セブンセンスマーケティング株式会社は、PCログ管理のクラウドサービス「みえるクラウド®ログ」に、AIエージェント「Claude」とのMCP連携機能を追加しました。
みえるクラウド®ログのMCP連携機能の詳細
「みえるクラウド®ログ」は、PC稼働中のアプリ使用時間や作業記録、稼働状況を自動で蓄積・管理するクラウドサービスです。蓄積されたログデータをMCP経由で「Claude」に接続したことで、「いつ・誰が・何をしたか」を自然言語で即座に引き出せるようになりました。
従来のデータ活用では、「どのグラフを見るべきか思考し、対象データを探し、自ら読み解く」というプロセスが必要だったのです。一定のITリテラシーと時間を要するため、「データはあるけど活用しきれない」という状況が多くの企業で課題となっていました。MCP連携は、この工程を「AIに聞くだけ」というシンプルなプロセスへと転換しました。
例えば、「A氏の4月の業務内容を教えて」と問いかけるだけで、自動的にレポートが出力されます。総務のメイン業務への投下時間だけではなく、「営業支援業務」へのサポート実績など、周囲から見落とされがちな他部署への貢献も記録されてきました。

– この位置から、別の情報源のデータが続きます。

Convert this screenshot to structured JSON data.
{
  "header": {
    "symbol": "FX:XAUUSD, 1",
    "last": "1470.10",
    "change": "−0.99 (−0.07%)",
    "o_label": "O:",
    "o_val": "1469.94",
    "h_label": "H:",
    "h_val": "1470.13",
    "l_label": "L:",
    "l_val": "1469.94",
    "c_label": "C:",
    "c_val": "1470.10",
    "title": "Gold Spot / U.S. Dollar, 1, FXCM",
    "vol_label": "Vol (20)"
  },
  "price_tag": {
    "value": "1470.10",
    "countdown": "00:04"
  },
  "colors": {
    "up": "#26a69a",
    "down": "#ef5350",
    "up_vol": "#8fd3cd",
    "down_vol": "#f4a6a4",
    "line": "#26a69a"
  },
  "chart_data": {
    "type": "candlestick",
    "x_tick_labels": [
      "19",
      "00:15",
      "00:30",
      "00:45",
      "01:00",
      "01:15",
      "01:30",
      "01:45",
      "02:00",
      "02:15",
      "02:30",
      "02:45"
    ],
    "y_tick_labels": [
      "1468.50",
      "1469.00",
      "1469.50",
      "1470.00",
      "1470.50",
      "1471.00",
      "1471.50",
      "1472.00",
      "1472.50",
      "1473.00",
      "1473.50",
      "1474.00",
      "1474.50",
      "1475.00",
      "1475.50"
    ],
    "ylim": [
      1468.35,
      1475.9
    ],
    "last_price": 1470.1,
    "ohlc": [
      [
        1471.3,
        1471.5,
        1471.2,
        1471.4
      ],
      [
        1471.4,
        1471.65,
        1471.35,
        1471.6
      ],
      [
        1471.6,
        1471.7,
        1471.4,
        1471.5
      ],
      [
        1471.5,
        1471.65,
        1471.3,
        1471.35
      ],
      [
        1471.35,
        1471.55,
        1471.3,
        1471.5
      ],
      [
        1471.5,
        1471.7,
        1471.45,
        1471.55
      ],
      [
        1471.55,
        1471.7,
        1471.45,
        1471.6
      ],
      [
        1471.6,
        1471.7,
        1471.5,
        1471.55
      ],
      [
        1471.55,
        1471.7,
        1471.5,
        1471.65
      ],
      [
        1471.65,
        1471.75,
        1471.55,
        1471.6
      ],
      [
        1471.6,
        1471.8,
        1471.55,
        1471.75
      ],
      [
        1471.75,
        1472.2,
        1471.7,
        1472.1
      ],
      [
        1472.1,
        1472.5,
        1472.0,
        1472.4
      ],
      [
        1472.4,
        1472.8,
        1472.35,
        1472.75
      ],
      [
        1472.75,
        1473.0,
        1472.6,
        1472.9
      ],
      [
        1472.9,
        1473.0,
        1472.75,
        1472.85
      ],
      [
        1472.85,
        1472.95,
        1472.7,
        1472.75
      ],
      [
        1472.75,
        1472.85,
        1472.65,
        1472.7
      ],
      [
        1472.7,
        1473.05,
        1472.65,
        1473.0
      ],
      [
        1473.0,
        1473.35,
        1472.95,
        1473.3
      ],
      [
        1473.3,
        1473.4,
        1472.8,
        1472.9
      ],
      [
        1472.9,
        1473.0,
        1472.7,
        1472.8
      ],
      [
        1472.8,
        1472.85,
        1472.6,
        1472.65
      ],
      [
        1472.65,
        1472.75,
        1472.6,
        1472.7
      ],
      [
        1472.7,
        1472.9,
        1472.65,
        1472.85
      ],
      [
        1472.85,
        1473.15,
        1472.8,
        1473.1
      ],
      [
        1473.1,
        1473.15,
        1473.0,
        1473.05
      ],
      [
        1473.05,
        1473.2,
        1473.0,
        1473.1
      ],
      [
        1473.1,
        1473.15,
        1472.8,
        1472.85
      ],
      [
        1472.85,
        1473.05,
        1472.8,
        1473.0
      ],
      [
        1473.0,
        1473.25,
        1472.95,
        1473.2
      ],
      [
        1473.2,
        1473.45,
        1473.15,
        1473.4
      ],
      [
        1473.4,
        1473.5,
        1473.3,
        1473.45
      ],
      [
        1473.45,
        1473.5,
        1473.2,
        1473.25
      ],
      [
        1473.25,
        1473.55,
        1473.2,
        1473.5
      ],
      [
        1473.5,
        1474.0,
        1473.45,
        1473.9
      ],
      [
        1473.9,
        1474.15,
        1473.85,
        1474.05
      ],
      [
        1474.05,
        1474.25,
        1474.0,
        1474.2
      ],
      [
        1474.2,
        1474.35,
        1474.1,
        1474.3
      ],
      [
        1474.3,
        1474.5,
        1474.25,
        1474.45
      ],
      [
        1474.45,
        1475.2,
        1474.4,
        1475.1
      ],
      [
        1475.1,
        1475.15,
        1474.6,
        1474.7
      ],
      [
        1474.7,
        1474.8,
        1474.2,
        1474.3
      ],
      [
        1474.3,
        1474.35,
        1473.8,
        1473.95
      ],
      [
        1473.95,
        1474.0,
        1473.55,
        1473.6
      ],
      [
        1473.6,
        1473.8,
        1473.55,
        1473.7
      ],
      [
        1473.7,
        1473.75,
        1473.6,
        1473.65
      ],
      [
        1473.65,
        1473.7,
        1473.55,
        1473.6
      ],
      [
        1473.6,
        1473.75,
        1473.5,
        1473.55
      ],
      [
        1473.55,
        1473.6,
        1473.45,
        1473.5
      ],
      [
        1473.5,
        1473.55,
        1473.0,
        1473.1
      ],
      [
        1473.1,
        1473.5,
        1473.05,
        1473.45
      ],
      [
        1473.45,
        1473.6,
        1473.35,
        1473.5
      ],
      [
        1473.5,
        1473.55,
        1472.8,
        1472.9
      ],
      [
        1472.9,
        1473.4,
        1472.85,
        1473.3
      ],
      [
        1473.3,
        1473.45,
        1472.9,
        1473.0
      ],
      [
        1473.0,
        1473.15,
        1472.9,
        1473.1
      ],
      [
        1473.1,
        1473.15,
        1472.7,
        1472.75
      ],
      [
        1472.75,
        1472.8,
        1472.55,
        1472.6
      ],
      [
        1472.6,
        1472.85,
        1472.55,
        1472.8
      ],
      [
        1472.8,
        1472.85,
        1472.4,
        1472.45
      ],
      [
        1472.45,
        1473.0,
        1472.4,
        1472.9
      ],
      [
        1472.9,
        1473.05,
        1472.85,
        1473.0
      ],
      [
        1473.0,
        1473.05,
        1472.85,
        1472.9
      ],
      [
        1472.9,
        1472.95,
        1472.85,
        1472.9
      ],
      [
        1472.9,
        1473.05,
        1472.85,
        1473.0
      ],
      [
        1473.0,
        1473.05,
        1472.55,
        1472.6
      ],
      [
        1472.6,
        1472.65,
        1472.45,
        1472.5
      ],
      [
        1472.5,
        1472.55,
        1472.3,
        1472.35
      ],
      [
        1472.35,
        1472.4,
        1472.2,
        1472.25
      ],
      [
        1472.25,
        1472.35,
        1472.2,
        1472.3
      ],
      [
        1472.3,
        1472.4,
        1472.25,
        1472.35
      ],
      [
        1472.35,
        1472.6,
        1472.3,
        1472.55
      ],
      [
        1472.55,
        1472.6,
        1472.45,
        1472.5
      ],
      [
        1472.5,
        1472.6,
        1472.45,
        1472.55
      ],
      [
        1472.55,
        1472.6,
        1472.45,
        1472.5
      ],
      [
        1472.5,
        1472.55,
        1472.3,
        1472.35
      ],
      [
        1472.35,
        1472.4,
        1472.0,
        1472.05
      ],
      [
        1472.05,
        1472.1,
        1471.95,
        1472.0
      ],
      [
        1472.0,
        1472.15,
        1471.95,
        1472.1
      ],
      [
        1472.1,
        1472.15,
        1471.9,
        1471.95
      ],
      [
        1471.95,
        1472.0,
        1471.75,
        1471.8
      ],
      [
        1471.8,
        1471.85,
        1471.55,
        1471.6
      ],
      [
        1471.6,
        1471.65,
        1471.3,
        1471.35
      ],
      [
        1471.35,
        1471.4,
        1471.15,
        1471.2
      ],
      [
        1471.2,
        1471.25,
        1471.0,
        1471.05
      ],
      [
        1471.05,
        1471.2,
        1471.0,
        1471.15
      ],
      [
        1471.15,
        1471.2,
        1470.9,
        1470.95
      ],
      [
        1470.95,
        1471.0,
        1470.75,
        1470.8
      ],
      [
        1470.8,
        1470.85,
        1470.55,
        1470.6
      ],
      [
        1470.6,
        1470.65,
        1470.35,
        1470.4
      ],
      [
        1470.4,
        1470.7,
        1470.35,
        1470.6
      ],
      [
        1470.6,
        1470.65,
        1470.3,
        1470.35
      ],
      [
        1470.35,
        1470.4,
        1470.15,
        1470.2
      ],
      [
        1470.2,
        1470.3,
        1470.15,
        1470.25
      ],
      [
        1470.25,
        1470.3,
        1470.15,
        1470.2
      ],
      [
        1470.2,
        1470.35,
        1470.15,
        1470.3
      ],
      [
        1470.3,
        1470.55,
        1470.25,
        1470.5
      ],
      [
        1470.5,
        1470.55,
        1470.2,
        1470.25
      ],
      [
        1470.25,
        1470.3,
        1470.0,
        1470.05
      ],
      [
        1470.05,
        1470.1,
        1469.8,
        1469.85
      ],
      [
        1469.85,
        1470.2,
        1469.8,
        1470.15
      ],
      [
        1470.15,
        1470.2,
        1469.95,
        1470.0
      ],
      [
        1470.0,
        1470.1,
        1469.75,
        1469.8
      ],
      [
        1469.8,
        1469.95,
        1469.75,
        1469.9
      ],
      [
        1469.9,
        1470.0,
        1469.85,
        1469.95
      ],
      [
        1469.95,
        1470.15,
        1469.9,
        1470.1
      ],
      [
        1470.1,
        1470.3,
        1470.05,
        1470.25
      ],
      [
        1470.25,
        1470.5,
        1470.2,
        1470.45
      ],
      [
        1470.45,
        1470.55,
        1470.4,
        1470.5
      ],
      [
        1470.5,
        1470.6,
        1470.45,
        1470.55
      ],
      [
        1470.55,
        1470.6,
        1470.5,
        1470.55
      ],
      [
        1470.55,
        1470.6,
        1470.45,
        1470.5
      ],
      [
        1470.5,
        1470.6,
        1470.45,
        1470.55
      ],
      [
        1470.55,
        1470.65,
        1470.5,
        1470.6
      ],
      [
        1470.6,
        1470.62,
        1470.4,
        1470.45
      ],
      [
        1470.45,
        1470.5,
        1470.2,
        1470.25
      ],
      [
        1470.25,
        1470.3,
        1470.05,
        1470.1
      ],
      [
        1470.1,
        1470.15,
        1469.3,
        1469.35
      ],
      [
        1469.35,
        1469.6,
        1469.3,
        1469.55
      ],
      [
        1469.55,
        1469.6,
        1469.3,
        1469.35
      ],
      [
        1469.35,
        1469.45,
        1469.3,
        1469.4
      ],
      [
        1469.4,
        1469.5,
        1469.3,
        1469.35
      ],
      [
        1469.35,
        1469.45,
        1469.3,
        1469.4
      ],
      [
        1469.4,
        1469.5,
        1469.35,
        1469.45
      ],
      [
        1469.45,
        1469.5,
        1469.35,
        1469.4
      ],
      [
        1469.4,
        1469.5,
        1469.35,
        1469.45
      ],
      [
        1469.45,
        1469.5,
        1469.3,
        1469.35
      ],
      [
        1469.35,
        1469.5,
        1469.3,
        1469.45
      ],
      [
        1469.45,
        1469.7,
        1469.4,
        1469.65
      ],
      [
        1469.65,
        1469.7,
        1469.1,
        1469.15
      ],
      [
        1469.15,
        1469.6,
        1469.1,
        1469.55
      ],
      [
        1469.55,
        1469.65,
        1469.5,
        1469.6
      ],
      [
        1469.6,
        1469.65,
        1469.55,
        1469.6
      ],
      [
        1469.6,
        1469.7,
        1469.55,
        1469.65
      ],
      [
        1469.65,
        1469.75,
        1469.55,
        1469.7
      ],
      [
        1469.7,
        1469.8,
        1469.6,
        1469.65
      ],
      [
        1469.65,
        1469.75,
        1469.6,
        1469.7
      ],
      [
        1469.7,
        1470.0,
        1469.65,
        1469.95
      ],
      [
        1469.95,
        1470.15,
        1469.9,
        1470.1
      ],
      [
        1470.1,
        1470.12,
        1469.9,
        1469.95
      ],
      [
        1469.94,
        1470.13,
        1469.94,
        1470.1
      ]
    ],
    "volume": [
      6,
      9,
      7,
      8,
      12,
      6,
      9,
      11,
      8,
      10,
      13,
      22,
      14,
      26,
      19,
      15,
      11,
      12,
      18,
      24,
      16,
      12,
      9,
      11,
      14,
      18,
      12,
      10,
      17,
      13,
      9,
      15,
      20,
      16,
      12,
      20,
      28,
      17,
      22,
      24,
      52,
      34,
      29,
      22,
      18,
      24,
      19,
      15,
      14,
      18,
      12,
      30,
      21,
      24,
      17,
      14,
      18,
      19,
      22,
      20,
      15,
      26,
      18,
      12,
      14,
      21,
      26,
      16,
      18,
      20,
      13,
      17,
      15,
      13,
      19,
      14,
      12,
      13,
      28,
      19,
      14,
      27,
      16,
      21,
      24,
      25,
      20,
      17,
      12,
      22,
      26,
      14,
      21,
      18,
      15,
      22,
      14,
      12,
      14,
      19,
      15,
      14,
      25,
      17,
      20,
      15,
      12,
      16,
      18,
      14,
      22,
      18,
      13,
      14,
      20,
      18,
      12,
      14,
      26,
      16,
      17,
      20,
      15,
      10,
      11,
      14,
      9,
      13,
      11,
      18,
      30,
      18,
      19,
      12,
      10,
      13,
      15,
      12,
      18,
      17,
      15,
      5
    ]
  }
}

「評価面談が明日あるため、自社のMission、Vision、Value(MVV)に照らし合わせてB氏の先月の業務評価を作成してほしい」といった複合的な指示にも対応しており、データ集計から資料化までを一気通貫で完了できます。約52分の業務時間削減や80件以上の自動集計処理といった実績も報告されています。
活用できる領域は次の3つです。
- 人事・労務領域:稼働ログに基づいた客観的な評価フィードバックや採用募集要項の自動生成
- 経営・組織領域:MVVと個人の業務内容を照らし合わせたエンゲージメント分析と経営戦略への反映
- 現場・マネジメント領域:プロジェクトごとの正確な工数把握、ボトルネックの発見、業務プロセスの改善
「みえるクラウド®ログ」と接続した「Claude」に、カレンダーやチャットツールをさらに連携させることで、より精度の高い業務分析も可能です。経営者から現場のマネジメント層まで、データをみる人のストレスを解放します。
みえるクラウド®ログのMCP連携機能概要
| 項目 | 詳細 |
|---|---|
| 提供企業 | セブンセンスマーケティング株式会社 |
| 対象サービス | みえるクラウド®ログ |
| 連携AIエージェント | Claude(MCP経由) |
| 活用技術 | 特許第7572760号「業務支援書類作成装置」・本連携技術(特許出願中) |
| 料金 | 10万円/月〜(MCP活用プラン) |
| 所在地 | 静岡県沼津市高島町15-5(沼津オフィス)/東京都中央区銀座8-18-3 銀座加藤ビル 2F(銀座オフィス) |
| 設立 | 2020年3月4日 |
| 代表 | 宮田昌輝 |
| 社員数(役員含) | 10名 |
trends編集部の一言
「2026年6月5日時点・自社調べ」という条件付きながら、PCログ領域でのMCP連携機能が国内初とされる点は、注目に値する発表です。業界全体としては、「データはあるのに活用できていない」という状態は分野を問わず共通の課題として、長らく横たわっています。
「データを見る」から「データに聞く」というコンセプトは、マーケティング業界の文脈に置き換えると、アクセス解析や広告レポートをダッシュボードで確認する手間が、自然言語の問いかけに変わるイメージに近いです。生成AIによる自然言語UI化の流れは業界全体で加速しており、ITリテラシーに依存しない設計は、ツールが使いこなされないまま放置されるリスクを下げる観点から、同種サービスでも共通して重視される方向性となっています。
一方で、PCログというセンシティブなデータをAIに接続する構成については、導入検討時に従業員への説明や同意取得の設計が重要になる場面もあるのではないでしょうか。特許技術の活用と出願中という姿勢からは、継続的な機能拡張への意欲をうかがえます。